Someone correct me if I'm wrong, but legally in the US aren't firearms required to have some metal in them?
Yes per a congressional bill that was renewed in 2013 that required some metal has to be in printed guns. It was renewed for 10 years until 2023, don't remember the name of it tho.
 
Do you recall how much metal is legally required?
Looks like 3.7 oz.

https://www.cnet.com/news/the-undetectable-firearms-act-and-3d-printed-guns-faq/

Q: What are the specifics of the Undetectable Firearms Act?
The meat of the law makes it a federal offense to "manufacture, import, sell, ship, deliver, possess, transfer, or receive" a firearm capable of defeating airport metal detection. It requires that any firearm, minus the stock, grips, and magazine, have an X-ray detection signature no less than that of a calibration sample containing 3.7 ounces of stainless steel.

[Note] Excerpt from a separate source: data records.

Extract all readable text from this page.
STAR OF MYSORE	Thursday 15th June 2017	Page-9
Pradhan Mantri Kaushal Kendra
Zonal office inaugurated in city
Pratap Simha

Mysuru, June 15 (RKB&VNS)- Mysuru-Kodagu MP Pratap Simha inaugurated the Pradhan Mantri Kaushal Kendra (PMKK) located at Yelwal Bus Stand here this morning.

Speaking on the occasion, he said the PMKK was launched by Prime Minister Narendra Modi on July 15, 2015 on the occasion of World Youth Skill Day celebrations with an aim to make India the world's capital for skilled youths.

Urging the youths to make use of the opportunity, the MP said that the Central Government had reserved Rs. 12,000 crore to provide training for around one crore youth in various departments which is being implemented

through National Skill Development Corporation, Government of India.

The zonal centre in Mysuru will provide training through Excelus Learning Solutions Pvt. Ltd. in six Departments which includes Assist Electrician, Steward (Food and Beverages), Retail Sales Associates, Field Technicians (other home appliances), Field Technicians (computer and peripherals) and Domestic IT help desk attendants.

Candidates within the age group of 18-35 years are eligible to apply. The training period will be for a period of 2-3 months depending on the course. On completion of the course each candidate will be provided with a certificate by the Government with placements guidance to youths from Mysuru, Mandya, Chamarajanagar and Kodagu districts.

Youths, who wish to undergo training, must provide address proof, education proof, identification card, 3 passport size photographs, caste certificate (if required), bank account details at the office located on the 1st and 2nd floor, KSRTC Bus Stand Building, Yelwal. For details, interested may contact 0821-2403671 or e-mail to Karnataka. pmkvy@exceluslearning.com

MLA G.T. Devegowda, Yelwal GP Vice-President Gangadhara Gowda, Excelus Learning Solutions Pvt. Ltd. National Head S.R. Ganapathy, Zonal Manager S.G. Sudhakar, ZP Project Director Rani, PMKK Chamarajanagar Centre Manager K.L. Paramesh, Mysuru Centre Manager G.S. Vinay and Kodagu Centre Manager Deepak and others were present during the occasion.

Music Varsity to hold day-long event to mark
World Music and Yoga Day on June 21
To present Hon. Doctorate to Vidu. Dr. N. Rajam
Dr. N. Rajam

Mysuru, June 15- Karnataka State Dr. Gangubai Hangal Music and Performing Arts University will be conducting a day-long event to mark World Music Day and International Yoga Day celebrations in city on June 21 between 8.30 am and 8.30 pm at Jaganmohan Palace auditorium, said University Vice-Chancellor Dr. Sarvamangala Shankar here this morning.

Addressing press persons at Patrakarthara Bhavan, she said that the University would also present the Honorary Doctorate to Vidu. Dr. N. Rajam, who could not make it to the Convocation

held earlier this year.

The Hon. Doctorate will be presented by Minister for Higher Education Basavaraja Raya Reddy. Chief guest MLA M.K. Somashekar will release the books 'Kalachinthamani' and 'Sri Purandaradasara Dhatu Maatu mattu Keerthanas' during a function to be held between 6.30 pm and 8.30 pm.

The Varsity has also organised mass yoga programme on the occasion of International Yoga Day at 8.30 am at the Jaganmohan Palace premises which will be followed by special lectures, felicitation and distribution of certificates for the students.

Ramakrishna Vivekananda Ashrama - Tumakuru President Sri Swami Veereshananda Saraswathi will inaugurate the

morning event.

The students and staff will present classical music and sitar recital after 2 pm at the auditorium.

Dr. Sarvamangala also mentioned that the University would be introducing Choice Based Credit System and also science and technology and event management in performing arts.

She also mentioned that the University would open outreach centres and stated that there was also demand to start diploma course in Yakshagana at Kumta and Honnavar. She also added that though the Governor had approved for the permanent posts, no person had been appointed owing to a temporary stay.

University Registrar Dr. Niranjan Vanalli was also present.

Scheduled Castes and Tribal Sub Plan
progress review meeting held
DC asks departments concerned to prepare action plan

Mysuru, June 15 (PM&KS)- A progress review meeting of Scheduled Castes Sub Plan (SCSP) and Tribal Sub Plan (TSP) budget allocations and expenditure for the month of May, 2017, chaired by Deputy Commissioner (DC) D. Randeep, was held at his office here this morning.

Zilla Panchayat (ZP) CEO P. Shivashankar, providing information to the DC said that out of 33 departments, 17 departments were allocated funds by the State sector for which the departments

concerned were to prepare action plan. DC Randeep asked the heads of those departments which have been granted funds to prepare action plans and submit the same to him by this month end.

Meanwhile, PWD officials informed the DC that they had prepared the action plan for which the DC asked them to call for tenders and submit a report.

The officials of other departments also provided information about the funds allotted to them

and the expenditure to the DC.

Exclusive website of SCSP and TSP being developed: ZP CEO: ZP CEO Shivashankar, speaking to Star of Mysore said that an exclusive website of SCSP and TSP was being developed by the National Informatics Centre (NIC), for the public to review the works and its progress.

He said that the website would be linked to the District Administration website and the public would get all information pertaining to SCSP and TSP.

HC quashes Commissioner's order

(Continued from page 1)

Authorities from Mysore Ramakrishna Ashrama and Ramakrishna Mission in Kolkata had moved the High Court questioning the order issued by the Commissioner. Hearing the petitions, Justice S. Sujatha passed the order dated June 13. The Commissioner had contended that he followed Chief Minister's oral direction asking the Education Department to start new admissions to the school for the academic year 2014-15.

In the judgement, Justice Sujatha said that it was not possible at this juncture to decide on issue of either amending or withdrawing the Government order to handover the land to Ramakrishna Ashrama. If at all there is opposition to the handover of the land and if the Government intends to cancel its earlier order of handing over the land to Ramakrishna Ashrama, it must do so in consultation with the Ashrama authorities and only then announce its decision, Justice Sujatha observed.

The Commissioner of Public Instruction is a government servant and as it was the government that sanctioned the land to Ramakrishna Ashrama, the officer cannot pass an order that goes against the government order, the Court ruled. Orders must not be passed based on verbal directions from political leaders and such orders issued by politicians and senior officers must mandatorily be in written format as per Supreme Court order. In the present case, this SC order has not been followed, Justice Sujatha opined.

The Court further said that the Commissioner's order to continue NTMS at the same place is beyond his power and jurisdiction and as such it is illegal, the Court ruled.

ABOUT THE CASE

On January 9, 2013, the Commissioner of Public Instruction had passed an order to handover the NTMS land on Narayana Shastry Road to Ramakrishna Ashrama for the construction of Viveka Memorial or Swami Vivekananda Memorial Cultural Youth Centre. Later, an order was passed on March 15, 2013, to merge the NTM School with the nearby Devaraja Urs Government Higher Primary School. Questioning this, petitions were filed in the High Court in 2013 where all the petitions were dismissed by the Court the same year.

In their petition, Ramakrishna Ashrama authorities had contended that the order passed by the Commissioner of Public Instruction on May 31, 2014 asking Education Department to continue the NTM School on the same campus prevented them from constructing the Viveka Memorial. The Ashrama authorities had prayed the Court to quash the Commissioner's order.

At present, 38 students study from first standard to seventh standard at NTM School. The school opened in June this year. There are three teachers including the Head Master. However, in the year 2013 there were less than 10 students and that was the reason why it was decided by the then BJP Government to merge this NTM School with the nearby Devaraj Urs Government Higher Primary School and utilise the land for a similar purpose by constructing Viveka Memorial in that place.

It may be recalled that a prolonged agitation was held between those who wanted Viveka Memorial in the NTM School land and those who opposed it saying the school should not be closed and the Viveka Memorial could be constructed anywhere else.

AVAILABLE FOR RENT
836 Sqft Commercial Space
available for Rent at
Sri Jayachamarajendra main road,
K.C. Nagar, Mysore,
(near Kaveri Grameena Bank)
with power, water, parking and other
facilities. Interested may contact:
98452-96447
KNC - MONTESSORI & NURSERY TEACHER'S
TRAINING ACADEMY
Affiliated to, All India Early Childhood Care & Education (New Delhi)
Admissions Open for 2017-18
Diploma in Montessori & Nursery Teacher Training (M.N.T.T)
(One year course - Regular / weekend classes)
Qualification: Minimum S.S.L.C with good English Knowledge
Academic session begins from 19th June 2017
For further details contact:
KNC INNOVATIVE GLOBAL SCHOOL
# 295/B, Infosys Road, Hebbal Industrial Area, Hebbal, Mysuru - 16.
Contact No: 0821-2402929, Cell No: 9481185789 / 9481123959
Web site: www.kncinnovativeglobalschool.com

The law also prohibits you from making or selling a firearm that "does not generate an [X-ray] image that accurately depicts the shape of the component." In other words, it's a federal crime to make and sell a gun that looks like something else to an airport X-ray scanner.
 
Looks like the Far Left doesn't do more anymore fact checking then the Far Right does.
Yep looks like a complete meltdown in the comments section. This was especially funny:
David Brown11 hours ago
I've researched the tech for metal free guns. The only sensible proposals that still qualify as conventional firearms are on the lines of the classic "zip gun"- single shot and very limited number of uses. It would also require ceramics rather than plastics for the barrel, of a type currently used mainly in spacecraft.

Guy is too uninformed to realize that gun barrels ($50-150) and FCGs (under $20) are pretty dam affordable and nobody would print them out as a result.